Proponents of the bills offered examples of old farm dwellings that’d been demolished and replaced with “McMansions” several times larger, raising the overall property values so high that the parcels were no longer economical for agriculture.

For instance, a 1,960-square-foot home in Washington County was replaced by one that’s 7,300 square feet, boosting the value from $1 million to more than $5 million — and bringing the per-acre cost from $20,000 to more than $100,000, said Aaron Nichols, a farmer near North Plains, Ore.

“Our working lands are being transformed into luxury housing for people who have a lot more money than farmers and ranchers,” Nichols said.

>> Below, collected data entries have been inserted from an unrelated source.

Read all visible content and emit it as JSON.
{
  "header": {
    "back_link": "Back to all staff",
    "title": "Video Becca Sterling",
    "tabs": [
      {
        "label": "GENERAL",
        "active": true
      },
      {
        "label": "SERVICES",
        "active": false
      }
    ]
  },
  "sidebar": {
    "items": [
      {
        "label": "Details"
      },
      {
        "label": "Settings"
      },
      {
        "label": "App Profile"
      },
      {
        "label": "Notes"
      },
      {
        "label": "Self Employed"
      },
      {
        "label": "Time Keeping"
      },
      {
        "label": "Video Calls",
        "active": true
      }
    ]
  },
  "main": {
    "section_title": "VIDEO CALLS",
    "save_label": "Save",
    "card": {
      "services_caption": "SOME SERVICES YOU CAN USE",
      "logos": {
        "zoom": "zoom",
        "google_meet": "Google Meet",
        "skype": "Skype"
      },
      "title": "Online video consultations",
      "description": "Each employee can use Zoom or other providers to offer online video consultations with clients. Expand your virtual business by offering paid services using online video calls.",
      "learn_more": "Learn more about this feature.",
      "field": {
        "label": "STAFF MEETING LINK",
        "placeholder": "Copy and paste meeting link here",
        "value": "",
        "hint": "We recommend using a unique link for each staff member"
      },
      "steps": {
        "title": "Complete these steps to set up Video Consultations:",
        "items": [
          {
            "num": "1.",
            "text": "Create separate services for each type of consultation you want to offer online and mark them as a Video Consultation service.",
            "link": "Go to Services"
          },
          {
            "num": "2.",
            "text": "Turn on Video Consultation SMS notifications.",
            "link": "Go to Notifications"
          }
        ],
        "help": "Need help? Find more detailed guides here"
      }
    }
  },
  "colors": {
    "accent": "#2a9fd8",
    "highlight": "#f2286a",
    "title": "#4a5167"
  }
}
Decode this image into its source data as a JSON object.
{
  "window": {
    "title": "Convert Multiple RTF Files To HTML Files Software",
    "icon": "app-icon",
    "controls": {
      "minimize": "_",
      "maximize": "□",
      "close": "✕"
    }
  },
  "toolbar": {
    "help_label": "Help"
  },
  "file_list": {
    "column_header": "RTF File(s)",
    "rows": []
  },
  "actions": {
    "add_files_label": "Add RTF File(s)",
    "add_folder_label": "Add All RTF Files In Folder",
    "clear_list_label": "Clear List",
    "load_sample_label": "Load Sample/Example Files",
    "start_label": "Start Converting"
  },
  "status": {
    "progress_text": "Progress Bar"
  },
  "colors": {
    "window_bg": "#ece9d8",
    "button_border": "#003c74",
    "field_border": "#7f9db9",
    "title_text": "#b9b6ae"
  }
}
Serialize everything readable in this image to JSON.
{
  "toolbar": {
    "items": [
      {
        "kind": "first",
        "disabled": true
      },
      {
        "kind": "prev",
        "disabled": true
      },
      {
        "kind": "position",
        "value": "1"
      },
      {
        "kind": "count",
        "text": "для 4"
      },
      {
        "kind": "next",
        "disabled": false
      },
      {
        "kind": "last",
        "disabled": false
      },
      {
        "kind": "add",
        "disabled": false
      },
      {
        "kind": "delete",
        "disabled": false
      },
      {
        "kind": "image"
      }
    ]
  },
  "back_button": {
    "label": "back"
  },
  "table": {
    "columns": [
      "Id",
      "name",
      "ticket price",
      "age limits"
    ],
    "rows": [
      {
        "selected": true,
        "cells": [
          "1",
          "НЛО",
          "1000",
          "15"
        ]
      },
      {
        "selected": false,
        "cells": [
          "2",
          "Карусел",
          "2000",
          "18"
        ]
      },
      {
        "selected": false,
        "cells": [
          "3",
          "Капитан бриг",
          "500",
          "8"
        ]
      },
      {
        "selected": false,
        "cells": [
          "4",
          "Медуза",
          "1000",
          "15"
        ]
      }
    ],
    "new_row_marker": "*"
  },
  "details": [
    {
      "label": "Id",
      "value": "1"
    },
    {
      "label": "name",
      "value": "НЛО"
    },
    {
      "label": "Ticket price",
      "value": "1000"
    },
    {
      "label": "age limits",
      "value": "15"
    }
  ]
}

Under SB 78, a replacement dwelling’s floor area couldn’t exceed the original home’s by more than 10% or be greater than 2,500 square feet.

Likewise, developers have obtained “home occupation” permits for such oversized replacement dwellings, turning them into high-end hotels and bed and breakfast facilities, according to supporters of SB 77.

Under SB 77, home occupations would be limited to landowners who reside on the property and could not employ more than five people or include event hosting or lodging facilities, among other restrictions.

“Commercial activities belong in our struggling towns, not on our farmland, interfering with our farming practices,” said Shelley Wetherell, a vineyard owner near Umpqua, Ore.

Scottie Jones, a sheep farmer near Alsea, Ore., said she takes a “huge exception” to the claim that on-farm lodgings amount to hotels on farmland.

Due to the small size of her property, Jones said the number of sheep she can raise is limited and thus offering on-farm lodging helps stabilize the farm’s finances.

“I needed additional income to be sustainable,” she said. “By having guests here, it also creates an educated consumer, and that helps us.”

Jones said she supports farmland protections but said lawmakers should also remember to protect the farmers, who will sell their land if their operations aren’t profitable.

“The people you don’t want to buy them will then buy them,” she said.

Mike Riddle, a home builder from McMinnville, Ore., said the proposed constraints on replacement dwellings are a “far overstep” that infringes on property rights.

“You may get rid of a few McMansions here and there but you are going to affect far more people who just want to do the responsible thing,” Riddle said.

Dave Hunnicutt, president of the Oregon Property Owners Association, said the vast majority of land zoned for agriculture and forestry a half-century ago still retains those protections.

“We are not losing farmland,” he said.

The list of allowable non-farm uses on farmland has only expanded because so much of the state is zoned for agriculture and forestry, so there’s no other place to site certain facilities and operations, Hunnicutt said.

“We are not putting a landfill in the middle of town,” he said.